A Faculdade Sírio-Libanês anunciou nesta segunda-feira (7) o lançamento da sua graduação em medicina, autorizada por portaria do MEC (Ministério da Educação) publicada no Diário Oficial da União.
Serão cem vagas por ano (50 por semestre), com duração de 12 semestres e carga horária total de 8.600 horas. As inscrições para o processo seletivo devem ser abertas ainda neste mês, e as aulas começam no segundo semestre deste ano.

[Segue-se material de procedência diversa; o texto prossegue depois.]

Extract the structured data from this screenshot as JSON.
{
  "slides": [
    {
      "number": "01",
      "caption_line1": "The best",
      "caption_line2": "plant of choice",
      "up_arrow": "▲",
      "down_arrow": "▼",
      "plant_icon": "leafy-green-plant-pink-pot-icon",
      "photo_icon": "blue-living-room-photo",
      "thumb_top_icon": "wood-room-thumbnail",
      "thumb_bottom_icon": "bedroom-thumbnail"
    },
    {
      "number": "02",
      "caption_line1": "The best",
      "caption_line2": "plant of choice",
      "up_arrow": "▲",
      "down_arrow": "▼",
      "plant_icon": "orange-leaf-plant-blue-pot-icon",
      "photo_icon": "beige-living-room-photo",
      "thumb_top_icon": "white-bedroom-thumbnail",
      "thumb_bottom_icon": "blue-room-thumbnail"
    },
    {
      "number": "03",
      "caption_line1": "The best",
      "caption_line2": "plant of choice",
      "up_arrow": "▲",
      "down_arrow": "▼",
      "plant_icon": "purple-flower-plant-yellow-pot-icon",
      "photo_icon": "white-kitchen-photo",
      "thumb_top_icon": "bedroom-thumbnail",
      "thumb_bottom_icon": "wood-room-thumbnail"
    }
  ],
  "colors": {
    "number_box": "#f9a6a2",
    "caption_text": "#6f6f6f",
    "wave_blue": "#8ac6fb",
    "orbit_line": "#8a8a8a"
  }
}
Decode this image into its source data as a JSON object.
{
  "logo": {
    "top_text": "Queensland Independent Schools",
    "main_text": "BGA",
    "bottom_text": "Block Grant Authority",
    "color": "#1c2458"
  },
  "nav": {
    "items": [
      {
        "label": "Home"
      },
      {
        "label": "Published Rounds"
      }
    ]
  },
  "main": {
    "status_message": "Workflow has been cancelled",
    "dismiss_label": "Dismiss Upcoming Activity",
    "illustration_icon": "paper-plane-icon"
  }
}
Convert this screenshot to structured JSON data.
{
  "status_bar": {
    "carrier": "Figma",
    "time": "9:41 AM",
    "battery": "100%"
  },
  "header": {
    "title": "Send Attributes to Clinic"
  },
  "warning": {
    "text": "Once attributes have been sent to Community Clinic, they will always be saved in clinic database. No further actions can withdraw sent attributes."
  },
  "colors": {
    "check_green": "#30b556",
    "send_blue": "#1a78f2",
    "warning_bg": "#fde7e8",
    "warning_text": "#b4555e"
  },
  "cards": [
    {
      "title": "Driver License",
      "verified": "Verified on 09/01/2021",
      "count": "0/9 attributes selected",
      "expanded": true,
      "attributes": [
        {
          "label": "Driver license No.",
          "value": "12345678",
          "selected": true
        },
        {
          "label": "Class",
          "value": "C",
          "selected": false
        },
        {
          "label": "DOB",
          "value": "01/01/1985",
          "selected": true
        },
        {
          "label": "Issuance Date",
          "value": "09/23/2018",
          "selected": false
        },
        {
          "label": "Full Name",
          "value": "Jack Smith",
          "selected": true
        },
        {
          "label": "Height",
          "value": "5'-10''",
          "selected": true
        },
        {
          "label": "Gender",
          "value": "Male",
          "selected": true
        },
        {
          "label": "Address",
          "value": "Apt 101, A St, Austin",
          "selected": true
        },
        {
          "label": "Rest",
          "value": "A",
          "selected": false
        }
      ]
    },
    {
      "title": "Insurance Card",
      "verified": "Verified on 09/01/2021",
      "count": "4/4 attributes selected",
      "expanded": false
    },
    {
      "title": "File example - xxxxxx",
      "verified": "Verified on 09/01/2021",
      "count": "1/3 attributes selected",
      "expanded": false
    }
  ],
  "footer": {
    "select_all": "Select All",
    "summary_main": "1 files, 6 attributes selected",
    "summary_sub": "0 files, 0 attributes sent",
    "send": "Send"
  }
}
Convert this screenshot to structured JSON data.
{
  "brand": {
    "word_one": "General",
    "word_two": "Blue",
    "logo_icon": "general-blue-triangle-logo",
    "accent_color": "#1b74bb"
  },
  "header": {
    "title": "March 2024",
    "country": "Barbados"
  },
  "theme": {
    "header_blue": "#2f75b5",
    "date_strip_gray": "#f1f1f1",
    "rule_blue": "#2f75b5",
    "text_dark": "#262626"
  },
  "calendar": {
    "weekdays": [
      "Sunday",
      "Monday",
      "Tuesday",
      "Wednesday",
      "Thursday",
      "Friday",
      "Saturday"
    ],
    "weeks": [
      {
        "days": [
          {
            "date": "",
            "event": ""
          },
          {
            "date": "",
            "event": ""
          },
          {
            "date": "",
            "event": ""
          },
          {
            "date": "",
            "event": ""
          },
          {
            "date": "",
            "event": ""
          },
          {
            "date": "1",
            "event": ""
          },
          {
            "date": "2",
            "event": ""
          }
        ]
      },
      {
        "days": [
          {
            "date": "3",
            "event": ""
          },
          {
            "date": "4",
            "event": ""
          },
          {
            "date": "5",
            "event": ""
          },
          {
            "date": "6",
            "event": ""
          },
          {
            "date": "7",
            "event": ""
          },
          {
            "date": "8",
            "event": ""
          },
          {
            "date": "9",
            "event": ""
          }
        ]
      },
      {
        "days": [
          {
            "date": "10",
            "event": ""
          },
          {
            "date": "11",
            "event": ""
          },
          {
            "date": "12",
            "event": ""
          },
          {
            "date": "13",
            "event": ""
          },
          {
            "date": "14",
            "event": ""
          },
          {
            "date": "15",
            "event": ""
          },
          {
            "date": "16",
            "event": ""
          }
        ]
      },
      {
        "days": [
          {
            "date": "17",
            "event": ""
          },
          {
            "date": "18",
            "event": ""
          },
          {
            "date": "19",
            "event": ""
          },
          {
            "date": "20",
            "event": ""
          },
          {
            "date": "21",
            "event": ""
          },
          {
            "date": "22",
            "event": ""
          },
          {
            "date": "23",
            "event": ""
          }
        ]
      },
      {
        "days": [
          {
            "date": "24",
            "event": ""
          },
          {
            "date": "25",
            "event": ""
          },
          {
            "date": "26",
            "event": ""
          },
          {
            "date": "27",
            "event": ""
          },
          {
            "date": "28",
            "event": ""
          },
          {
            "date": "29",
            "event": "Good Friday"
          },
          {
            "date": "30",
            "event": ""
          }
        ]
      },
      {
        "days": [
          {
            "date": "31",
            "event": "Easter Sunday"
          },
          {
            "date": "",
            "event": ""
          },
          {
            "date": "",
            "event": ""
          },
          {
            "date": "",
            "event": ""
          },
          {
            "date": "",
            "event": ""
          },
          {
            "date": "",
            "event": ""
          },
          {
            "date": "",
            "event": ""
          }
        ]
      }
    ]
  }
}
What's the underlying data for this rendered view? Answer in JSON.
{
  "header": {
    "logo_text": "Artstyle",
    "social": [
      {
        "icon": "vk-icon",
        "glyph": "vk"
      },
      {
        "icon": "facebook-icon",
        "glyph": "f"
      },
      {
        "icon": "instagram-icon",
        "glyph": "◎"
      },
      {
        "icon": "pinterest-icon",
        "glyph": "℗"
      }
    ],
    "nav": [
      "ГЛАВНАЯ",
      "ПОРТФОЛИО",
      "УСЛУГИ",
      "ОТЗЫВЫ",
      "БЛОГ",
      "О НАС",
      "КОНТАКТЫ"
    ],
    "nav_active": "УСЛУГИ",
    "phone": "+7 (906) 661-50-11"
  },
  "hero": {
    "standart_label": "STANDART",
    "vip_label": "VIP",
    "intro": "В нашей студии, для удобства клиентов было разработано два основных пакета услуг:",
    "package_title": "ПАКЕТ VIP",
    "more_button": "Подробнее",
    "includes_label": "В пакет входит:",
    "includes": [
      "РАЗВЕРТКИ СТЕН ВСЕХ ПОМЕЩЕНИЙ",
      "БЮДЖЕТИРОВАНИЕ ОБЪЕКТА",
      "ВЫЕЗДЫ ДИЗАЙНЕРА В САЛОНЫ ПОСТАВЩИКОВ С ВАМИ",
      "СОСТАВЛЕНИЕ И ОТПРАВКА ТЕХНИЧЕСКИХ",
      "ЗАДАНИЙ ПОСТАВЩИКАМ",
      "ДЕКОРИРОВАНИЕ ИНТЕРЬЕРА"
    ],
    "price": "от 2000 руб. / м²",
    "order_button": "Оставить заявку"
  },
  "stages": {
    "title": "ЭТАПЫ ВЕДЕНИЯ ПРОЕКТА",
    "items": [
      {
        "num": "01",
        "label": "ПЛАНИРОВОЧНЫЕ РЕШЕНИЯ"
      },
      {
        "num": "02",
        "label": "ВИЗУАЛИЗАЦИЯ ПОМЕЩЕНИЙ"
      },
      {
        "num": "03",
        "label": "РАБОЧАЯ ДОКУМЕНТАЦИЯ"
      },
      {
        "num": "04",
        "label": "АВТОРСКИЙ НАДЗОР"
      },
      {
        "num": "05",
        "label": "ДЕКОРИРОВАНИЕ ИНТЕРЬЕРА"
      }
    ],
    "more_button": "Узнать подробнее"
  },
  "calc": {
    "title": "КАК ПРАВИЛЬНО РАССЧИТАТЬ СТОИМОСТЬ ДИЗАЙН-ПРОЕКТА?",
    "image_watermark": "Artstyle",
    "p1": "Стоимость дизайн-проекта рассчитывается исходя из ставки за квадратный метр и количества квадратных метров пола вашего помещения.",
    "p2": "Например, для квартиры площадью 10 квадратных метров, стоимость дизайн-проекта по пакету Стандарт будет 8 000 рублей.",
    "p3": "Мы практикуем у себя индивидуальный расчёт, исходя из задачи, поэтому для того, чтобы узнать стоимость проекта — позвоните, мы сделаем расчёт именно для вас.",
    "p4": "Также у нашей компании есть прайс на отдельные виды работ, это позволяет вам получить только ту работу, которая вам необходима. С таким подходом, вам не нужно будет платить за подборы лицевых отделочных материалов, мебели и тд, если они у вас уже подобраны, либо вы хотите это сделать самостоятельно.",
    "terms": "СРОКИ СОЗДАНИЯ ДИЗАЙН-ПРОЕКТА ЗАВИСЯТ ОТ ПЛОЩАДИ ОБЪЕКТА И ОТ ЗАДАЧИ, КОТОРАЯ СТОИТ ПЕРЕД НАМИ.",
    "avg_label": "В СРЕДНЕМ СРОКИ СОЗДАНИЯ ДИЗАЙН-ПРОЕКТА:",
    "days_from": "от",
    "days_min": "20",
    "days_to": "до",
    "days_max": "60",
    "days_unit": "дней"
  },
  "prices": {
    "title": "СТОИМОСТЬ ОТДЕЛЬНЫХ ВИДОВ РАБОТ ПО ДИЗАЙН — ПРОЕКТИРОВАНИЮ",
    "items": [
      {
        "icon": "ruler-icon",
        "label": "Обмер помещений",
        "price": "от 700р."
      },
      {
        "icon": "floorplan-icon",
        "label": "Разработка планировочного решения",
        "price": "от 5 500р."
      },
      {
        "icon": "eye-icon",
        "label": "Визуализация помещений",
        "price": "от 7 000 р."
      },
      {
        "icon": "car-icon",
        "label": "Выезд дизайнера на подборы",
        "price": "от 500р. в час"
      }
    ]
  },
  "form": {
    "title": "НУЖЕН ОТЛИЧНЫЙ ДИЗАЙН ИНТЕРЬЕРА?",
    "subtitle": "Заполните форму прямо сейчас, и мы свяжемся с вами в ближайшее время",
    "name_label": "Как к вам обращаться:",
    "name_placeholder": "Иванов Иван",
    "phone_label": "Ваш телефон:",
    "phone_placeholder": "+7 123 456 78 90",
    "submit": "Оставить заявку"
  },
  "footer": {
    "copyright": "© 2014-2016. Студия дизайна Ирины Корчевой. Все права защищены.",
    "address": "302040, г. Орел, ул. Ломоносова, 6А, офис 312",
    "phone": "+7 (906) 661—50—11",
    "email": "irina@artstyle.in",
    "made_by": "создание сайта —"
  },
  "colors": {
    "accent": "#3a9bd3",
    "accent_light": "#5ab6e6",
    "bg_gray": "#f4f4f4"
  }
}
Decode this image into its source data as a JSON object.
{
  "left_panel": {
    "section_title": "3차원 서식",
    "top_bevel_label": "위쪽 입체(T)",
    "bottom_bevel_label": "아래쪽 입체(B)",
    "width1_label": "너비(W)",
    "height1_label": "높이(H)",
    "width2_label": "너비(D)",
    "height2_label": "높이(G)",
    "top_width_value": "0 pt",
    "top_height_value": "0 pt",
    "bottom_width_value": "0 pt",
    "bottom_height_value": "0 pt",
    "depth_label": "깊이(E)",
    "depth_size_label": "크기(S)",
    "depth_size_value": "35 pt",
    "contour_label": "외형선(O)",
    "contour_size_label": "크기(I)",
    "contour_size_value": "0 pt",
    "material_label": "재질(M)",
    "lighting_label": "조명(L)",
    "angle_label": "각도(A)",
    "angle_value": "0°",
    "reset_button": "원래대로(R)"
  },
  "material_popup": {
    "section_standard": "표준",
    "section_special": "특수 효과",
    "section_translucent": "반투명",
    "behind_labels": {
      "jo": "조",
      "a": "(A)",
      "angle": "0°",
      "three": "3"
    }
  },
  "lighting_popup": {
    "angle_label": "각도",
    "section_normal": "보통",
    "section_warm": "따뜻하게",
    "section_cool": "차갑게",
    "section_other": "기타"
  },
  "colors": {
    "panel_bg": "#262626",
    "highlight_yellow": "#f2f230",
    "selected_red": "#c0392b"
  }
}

Inaugurada em 2023, a faculdade já oferece outras quatro graduações em saúde: enfermagem, com mensalidade de R$ 2.250, fisioterapia (R$ 2.100), psicologia (R$ 3.990), e recentemente obteve autorização para a biomedicina (R$ 2.350)
Embora ainda não esteja definido o valor das mensalidades do curso de medicina, Fernando Ganem, diretor-geral do Sírio, diz que elas serão compatíveis a de outros cursos de medicina que já estão no mercado.
“Estamos estipulando o valor médio das faculdades, mas não das mais caras. A gente entende que o valor muito elevado dificulta muito o acesso, e não é essa a intenção.”
A faculdade contou com investimento inicial de R$ 60 milhões, já ofertava cursos nas áreas de enfermagem (mensalidade de R$ 2.250), fisioterapia (R$ 2.100) e psicologia (R$ 3.990), e recentemente obteve autorização para a biomedicina (R$ 2.350)
Ele afirma que o curso será ancorado em duas bases: a tradição da instituição aliada à inovação. “Temos um corpo clínico de mestre e doutores, livres docentes, titulares em outras instituições de renome na formação médica, que nos dá essa experiência.
A grade curricular integra teoria e prática desde o primeiro semestre, com conteúdo estruturado em unidades curriculares, que incluem, além dos temas inerentes à formação médica exigidos pelo MEC, conteúdos sobre empreendedorismo, gestão, pesquisa e inovação.
“Trazer outras competências para os alunos de medicina para tentar entender o cenário da saúde no momento. Muitos de nós não tivemos isso ao longo da carreira”, diz Ganem.
A faculdade deve trabalhar com 10% de bolsas voltadas a estudantes de baixa renda. Entre os critérios de elegibilidade estão renda de até um salário mínimo e meio por membro da família, estar cursando ou ter concluído o ensino médio em escola pública ou particular (com bolsa integral ou com mensalidade compatível com a renda declarada) e não ter cursado mais de quatro semestres de outra graduação.
Segundo Ganem, a instituição dará todo suporte complementar para suprir eventuais dificuldades que existam na formação desses alunos. “Temos tido uma experiência muito boa com os demais cursos que estamos tendo. Alguns acabam tendo desempenho superior aos não bolsistas.”